The Canadian city's system depends on UHF RFID tags and readers to identify arriving trucks, authorize their admittance and automatically bill customers.
By Claire Swedberg

As the truck enters the facility and its tag is interrogated, the Lenel software (which Lenel customized for this application) forwards the usage data to Regina's billing department software. The city charges $5 to $35 per visit, based on the vehicle's size, as reflected by its RFID label's color. The software offers both billing and prepayment options, so the amount of the dump can be deducted from the prepaid balance, or else a bill can be sent to the hauler.

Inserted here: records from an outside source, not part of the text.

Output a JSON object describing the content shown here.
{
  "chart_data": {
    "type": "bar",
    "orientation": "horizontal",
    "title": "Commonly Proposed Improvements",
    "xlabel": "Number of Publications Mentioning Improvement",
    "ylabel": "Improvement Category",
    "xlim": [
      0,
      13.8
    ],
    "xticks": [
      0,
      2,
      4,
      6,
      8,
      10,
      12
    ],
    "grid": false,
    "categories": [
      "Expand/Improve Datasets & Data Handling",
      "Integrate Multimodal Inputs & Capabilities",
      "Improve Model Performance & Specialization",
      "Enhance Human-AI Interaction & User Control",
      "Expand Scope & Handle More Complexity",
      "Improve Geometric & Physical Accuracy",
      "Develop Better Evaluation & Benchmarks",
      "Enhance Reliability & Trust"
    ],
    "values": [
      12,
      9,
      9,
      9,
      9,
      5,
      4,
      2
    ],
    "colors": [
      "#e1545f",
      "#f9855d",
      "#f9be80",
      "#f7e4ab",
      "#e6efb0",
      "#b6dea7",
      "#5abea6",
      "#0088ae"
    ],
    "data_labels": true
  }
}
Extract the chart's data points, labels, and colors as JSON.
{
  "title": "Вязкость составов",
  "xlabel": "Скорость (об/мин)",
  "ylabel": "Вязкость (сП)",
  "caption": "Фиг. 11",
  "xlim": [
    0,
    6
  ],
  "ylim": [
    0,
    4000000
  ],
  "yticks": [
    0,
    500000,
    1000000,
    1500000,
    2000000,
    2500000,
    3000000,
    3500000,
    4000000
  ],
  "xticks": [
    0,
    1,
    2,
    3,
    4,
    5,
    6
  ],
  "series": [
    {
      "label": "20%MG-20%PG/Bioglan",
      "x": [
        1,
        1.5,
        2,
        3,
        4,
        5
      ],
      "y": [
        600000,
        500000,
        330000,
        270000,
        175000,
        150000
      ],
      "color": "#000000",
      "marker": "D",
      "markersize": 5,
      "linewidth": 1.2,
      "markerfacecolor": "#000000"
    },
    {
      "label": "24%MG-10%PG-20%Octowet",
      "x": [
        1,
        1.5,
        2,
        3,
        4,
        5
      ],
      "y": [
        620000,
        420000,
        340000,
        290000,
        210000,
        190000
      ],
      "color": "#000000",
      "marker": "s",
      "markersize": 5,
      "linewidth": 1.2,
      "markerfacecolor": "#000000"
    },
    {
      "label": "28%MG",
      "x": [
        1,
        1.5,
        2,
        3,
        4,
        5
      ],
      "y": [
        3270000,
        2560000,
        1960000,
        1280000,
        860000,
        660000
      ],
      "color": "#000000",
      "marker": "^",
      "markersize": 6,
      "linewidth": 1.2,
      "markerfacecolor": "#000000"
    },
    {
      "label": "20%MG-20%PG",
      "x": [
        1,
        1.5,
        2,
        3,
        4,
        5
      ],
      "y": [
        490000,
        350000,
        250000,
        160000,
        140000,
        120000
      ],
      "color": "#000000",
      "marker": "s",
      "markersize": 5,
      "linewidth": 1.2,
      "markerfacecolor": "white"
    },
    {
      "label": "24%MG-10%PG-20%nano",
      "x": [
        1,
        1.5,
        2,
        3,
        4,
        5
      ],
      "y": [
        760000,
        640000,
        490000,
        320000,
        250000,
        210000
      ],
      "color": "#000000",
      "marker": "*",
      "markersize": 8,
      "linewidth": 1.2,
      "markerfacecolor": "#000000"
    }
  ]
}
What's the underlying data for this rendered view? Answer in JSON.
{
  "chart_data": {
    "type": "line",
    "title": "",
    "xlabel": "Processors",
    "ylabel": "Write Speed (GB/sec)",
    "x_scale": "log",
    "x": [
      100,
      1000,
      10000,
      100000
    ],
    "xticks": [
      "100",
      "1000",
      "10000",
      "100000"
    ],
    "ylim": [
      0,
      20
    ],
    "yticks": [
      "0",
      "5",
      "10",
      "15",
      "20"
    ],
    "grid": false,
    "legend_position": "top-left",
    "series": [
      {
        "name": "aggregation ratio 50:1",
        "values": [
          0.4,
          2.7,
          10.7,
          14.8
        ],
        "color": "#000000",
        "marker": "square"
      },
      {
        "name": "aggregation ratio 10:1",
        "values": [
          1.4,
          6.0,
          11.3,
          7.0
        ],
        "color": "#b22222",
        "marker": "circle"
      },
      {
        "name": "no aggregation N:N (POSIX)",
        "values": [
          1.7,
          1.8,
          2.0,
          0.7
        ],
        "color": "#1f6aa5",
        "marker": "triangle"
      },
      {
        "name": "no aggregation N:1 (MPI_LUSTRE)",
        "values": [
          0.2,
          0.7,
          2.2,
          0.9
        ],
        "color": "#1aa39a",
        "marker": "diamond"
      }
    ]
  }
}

At the exit, a solar-powered vehicle gate opens automatically as the vehicle approaches. This allows the truck to exit the site, while preventing other vehicles from entering through that gate.

Reliable Security and Controls' Marvin Skinner
"We've tested the system at 35 kilometers per hour," says Skinner, while the maximum speed at the gate is set at 15 kilometers per hour. If a driver slows down excessively, he adds—coming to a full stop, for instance—that can interfere with the camera's measurements, so the system is designed to encourage drivers to continue moving forward.

Because snow and ice pose some environmental challenges for RFID technology, Skinner says, Reliable simulated snow on windshields that might block RF signals transmitted by a reader or tag. The company placed soaked papers over a vehicle's windshield, for instance, and found that its tag could still be read.

According to Kyle, the city expects to sell windshield labels to about 115 companies, and many of those are being applied to the vehicles of businesses that haul multiple loads each winter. So far, no snow collection has yet taken place in Regina, but the season typically begins in November. Some haulers have complained about the cost of paying for a service that was once free. In response to such concerns, Kyle says, "The idea is not for the city to make money, but to offset the cost of operating the facility."